Schillerndstes Grau

Das Verrückte ist ja, dass man denkt man kennt sich.
Mich selbst kenne ich mittlerweile immerhin gut genug, um zu wissen, dass ich das Ding hier schreiben muss.

Ich bin so voller Eindrücke und ich will das verstehen: Was ist so toll daran, sich mit Menschen zu treffen, die einem doch nur den Spiegel vorhalten – man selbst wird ja auch nicht jünger.
Einige haben sich gut gehalten, zumindest erweckt es den Anschein, andere sind gar nicht erst aufgetaucht. Sie werden ihre Gründe haben.

Ich habe mich auf diesen Abend gefreut, weil ich den letzten vor fünf Jahren in guter Erinnerung habe. Und tatsächlich ist es ein Anknüpfen an Gespräche, die seitdem weitergegangen sind, in Gedanken, oder auch in echt.

Direkt zu Beginn gerate ich in eine politische Diskussion, ausgerechnet ich, die ich auf diesem Gebiet ein absoluter Stümper bin - dachte ich immer, bis ich im Laufe der Zeit feststellen durfte, dass das was man allgemeinhin als Intuition bezeichnet, sich durchaus auf alle Lebensbereiche bezieht. Die Welt geht unter, damals wie heute. Und endlich habe ich das Gefühl auch etwas dazu sagen zu können.

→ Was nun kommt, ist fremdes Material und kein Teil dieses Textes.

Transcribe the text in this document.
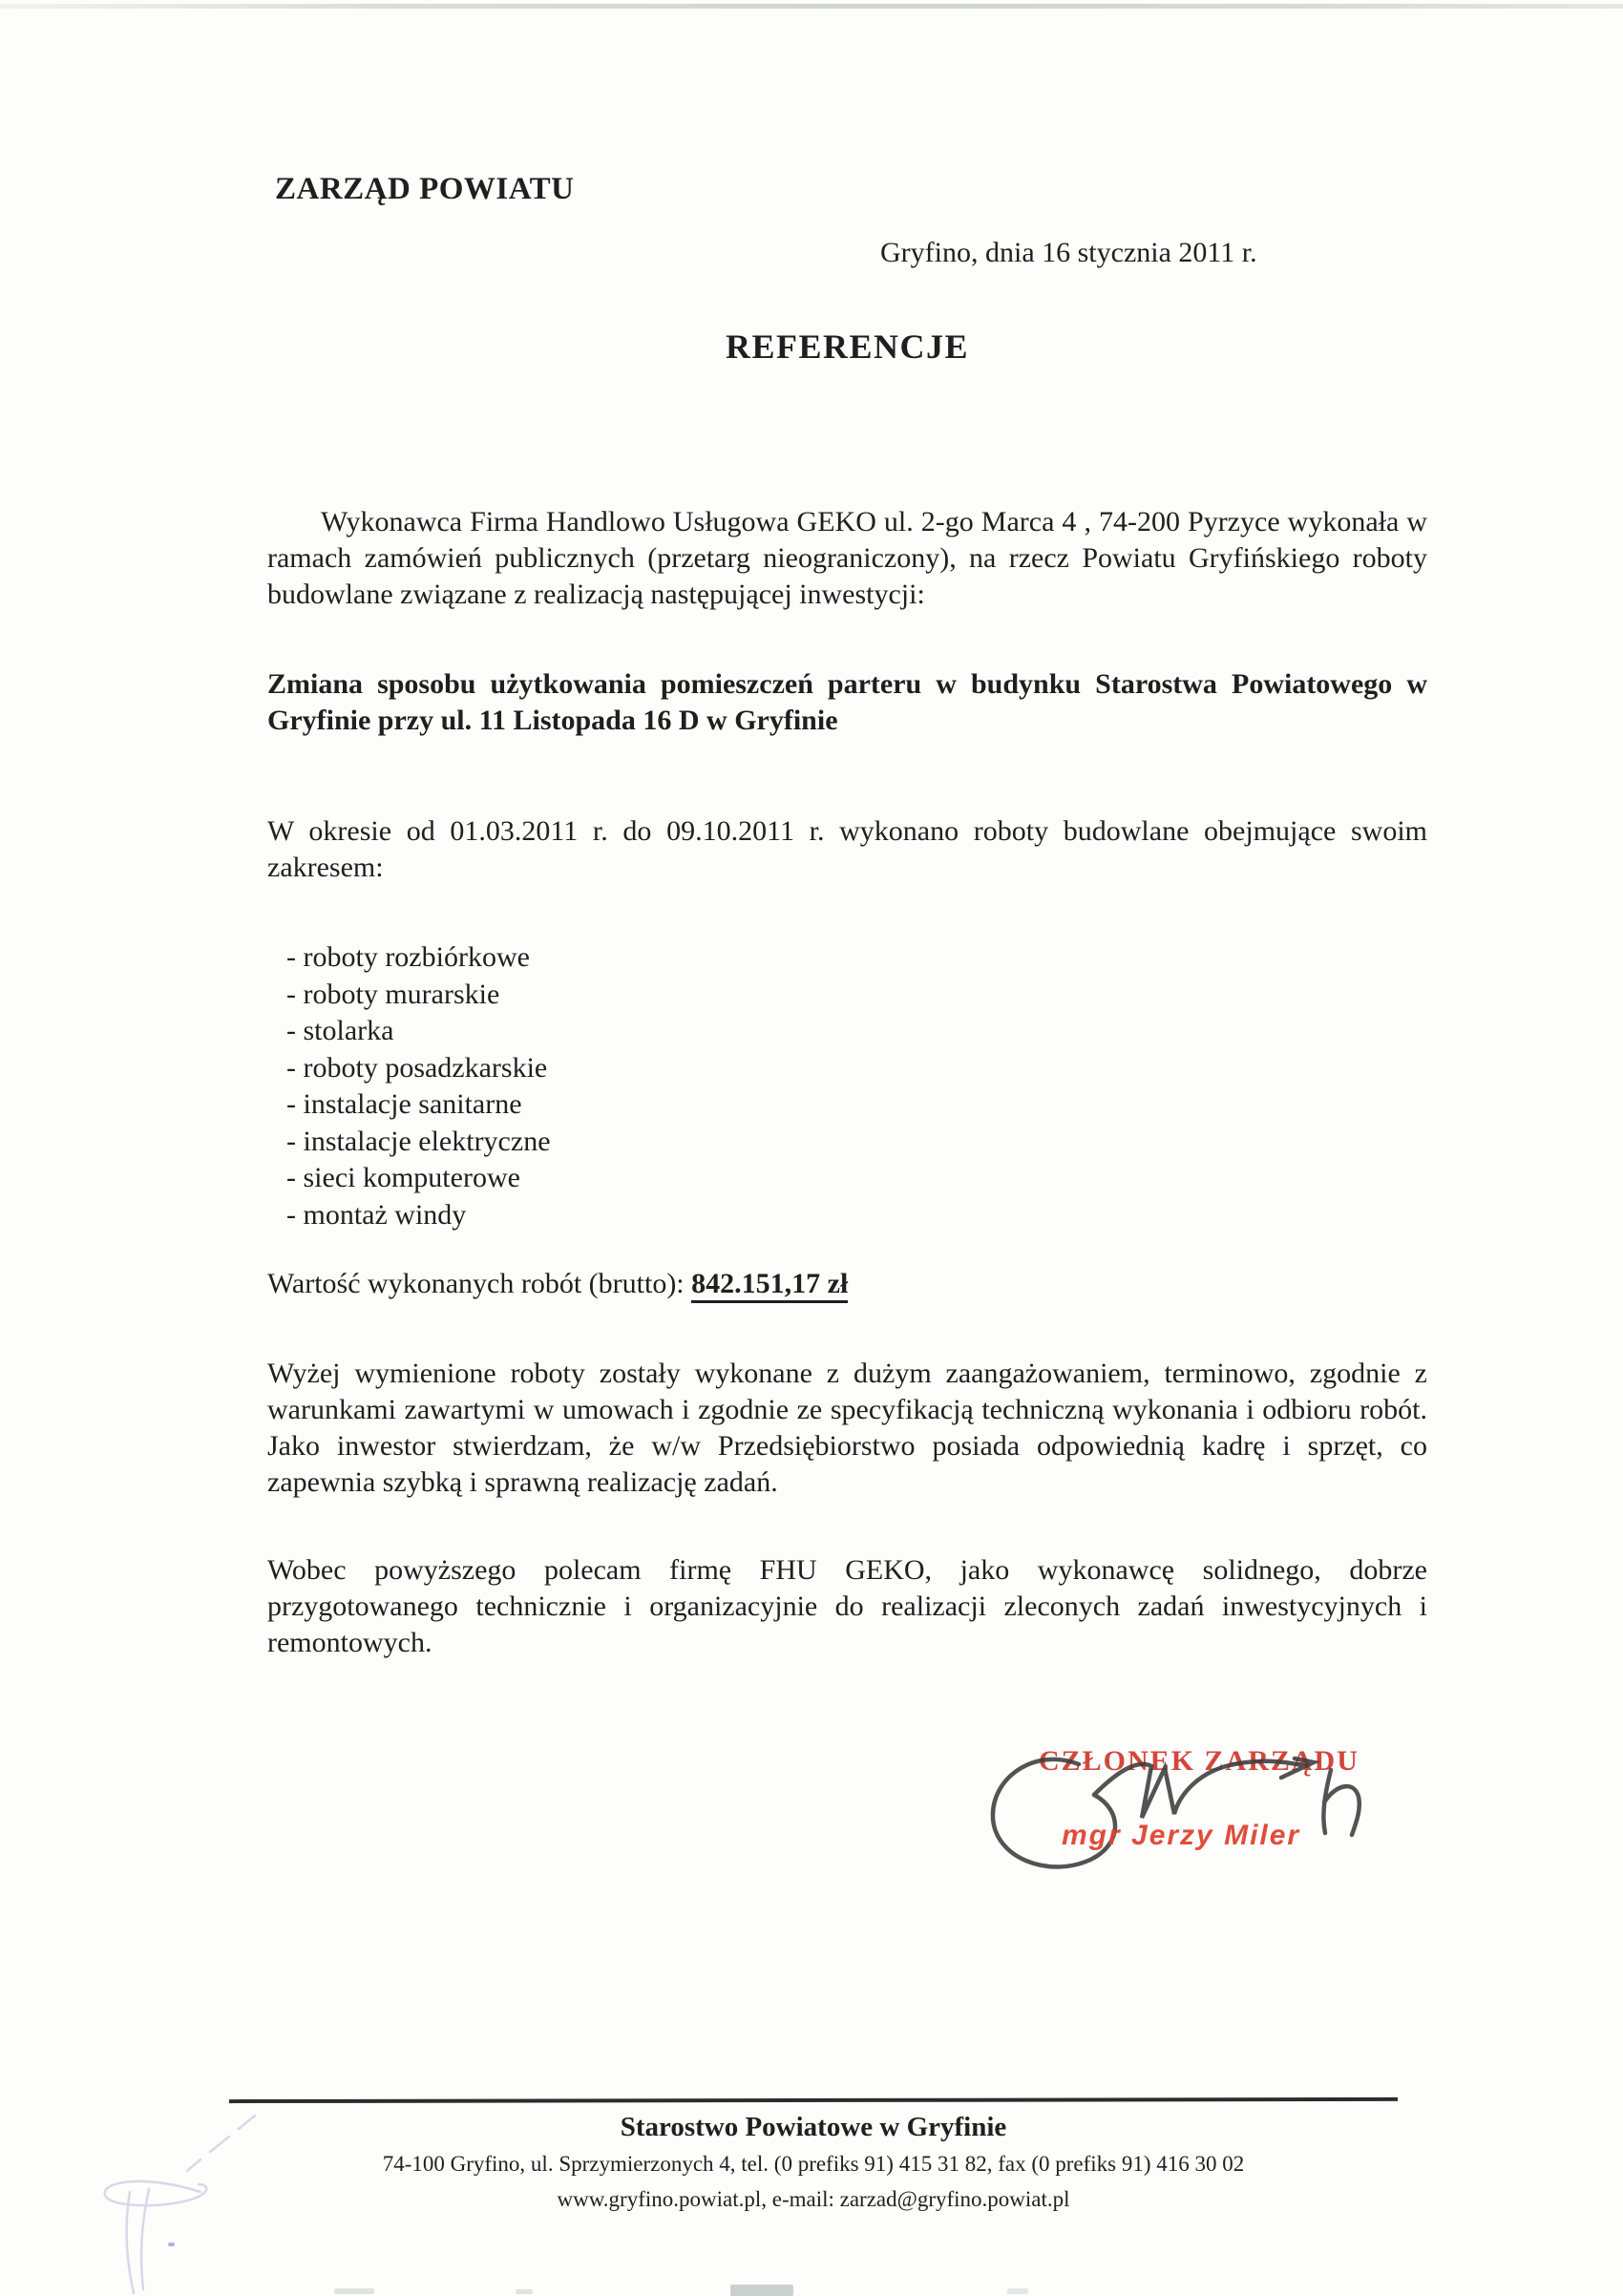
ZARZĄD POWIATU
Gryfino, dnia 16 stycznia 2011 r.
REFERENCJE

Wykonawca Firma Handlowo Usługowa GEKO ul. 2-go Marca 4 , 74-200 Pyrzyce wykonała w ramach zamówień publicznych (przetarg nieograniczony), na rzecz Powiatu Gryfińskiego roboty budowlane związane z realizacją następującej inwestycji:

Zmiana sposobu użytkowania pomieszczeń parteru w budynku Starostwa Powiatowego w Gryfinie przy ul. 11 Listopada 16 D w Gryfinie

W okresie od 01.03.2011 r. do 09.10.2011 r. wykonano roboty budowlane obejmujące swoim zakresem:

- roboty rozbiórkowe
- roboty murarskie
- stolarka
- roboty posadzkarskie
- instalacje sanitarne
- instalacje elektryczne
- sieci komputerowe
- montaż windy
Wartość wykonanych robót (brutto): 842.151,17 zł

Wyżej wymienione roboty zostały wykonane z dużym zaangażowaniem, terminowo, zgodnie z warunkami zawartymi w umowach i zgodnie ze specyfikacją techniczną wykonania i odbioru robót. Jako inwestor stwierdzam, że w/w Przedsiębiorstwo posiada odpowiednią kadrę i sprzęt, co zapewnia szybką i sprawną realizację zadań.

Wobec powyższego polecam firmę FHU GEKO, jako wykonawcę solidnego, dobrze przygotowanego technicznie i organizacyjnie do realizacji zleconych zadań inwestycyjnych i remontowych.

CZŁONEK ZARZĄDU
mgr Jerzy Miler
Starostwo Powiatowe w Gryfinie
74-100 Gryfino, ul. Sprzymierzonych 4, tel. (0 prefiks 91) 415 31 82, fax (0 prefiks 91) 416 30 02
www.gryfino.powiat.pl, e-mail: zarzad@gryfino.powiat.pl
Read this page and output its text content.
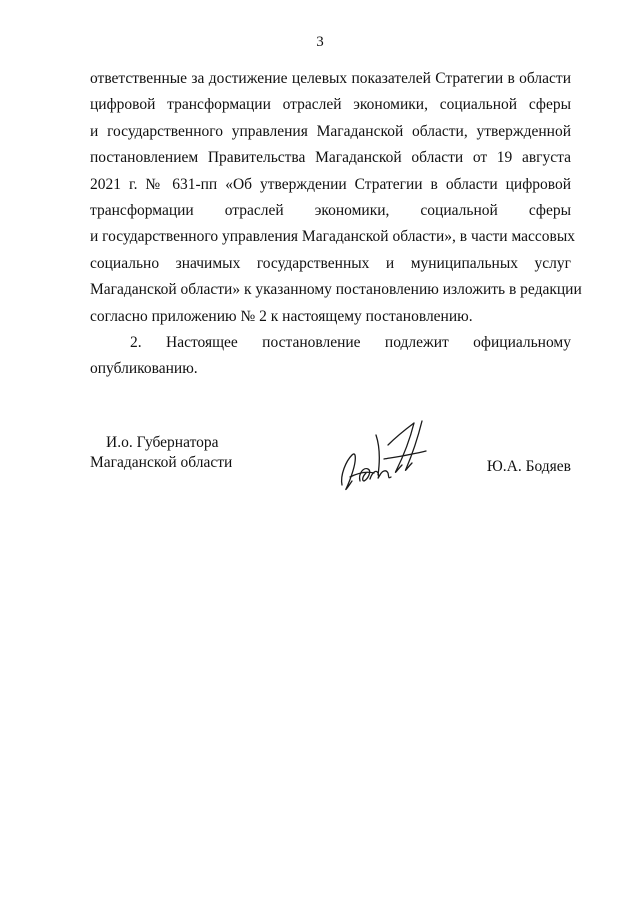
3
ответственные за достижение целевых показателей Стратегии в области
цифровой трансформации отраслей экономики, социальной сферы
и государственного управления Магаданской области, утвержденной
постановлением Правительства Магаданской области от 19 августа
2021 г. № 631-пп «Об утверждении Стратегии в области цифровой
трансформации отраслей экономики, социальной сферы
и государственного управления Магаданской области», в части массовых
социально значимых государственных и муниципальных услуг
Магаданской области» к указанному постановлению изложить в редакции
согласно приложению № 2 к настоящему постановлению.
2. Настоящее постановление подлежит официальному
опубликованию.
И.о. Губернатора
Магаданской области	Ю.А. Бодяев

Ich hatte keine Worte für den unglaublichen Wust, der damals in mir war, wusste selbst nicht, wer ich bin, geschweige denn, wer ich werden wollte und hier stehe ich zwischen lauter Fremden, die mich teilweise besser zu kennen scheinen, als ich es jemals für möglich gehalten hätte. Das tut gut!

Ehemaligentreffen dieser Art waren lange nicht mein Ding. Ich mag es nicht, mich behaupten zu müssen, weil ich von vornherein das Gefühl habe, immer den Kürzeren zu ziehen. Wissen macht frei! Ich weiß jetzt: Gefühl kann täuschen.
Anders als Intuition. Die bewahrheitet sich: Einmal im Herzen - immer im Herzen!

Gegen halb zehn habe ich das „Ich-hab‘-euch-alle-lieb-Stadium“ erreicht. Es ist die reine Wahrheit.
Ich liebe Menschen auch morgens um halb elf, oder nachmittags um drei. Sie sind bunt und verleihen meiner Denkweise mehr Nuancen. Aber die abends gegen halb zehn sind mir jetzt gerade am liebsten. Vielleicht finde ich es deswegen so schön hier, weil das Bild, das sich aus all den Farben im Laufe der Zeit ergeben hat, mittlerweile klarer zu erkennen ist.
Es ist echter. Weniger Fälschung.

Irgendwo zwischen Original und Fälschung frage ich mich, ob ich gekommen wäre, wenn MIR gerade mal die Farbe ausgegangen wäre. Mein Gefühl sagt ganz klar: „Nein!“  ICH will nicht der Spiegel sein, der anderen vorhält, dass auch sie nicht jünger werden. Und gleichzeitig merke ich, dass ich an diesem Punkt noch arbeiten will, weil manch einer hier an diesem Abend ziemlich vermisst wird!

Es sind die Schatten, die die Tiefe bringen. Auch die dunklen Töne gehören dazu: Alternde Eltern beispielsweise, wenn sie denn noch leben. Das sich nähernde Rentenalter – unfassbar. Geplatzte Lebensträume. Oder die eigenen körperlichen Gebrechen eben.
Das Lernen hört nie auf. Auch nicht fünfunddreißig Jahre nach der Reifeprüfung.

Ich habe verstanden, dass wir uns dem nicht entziehen können: Wir sind Teil eines Ganzen – Abi `88! Und egal wie gut man sich kennt, oder man denkt sich zu kennen: Es ist immer noch für eine Überraschung gut.
Acht Stunden waren zu kurz, um mit allen zu reden. So ist das halt. Ich freue mich umso mehr auf ein Wiedersehen. Wenn nicht in bunt, dann eben in schillerndstem Grau.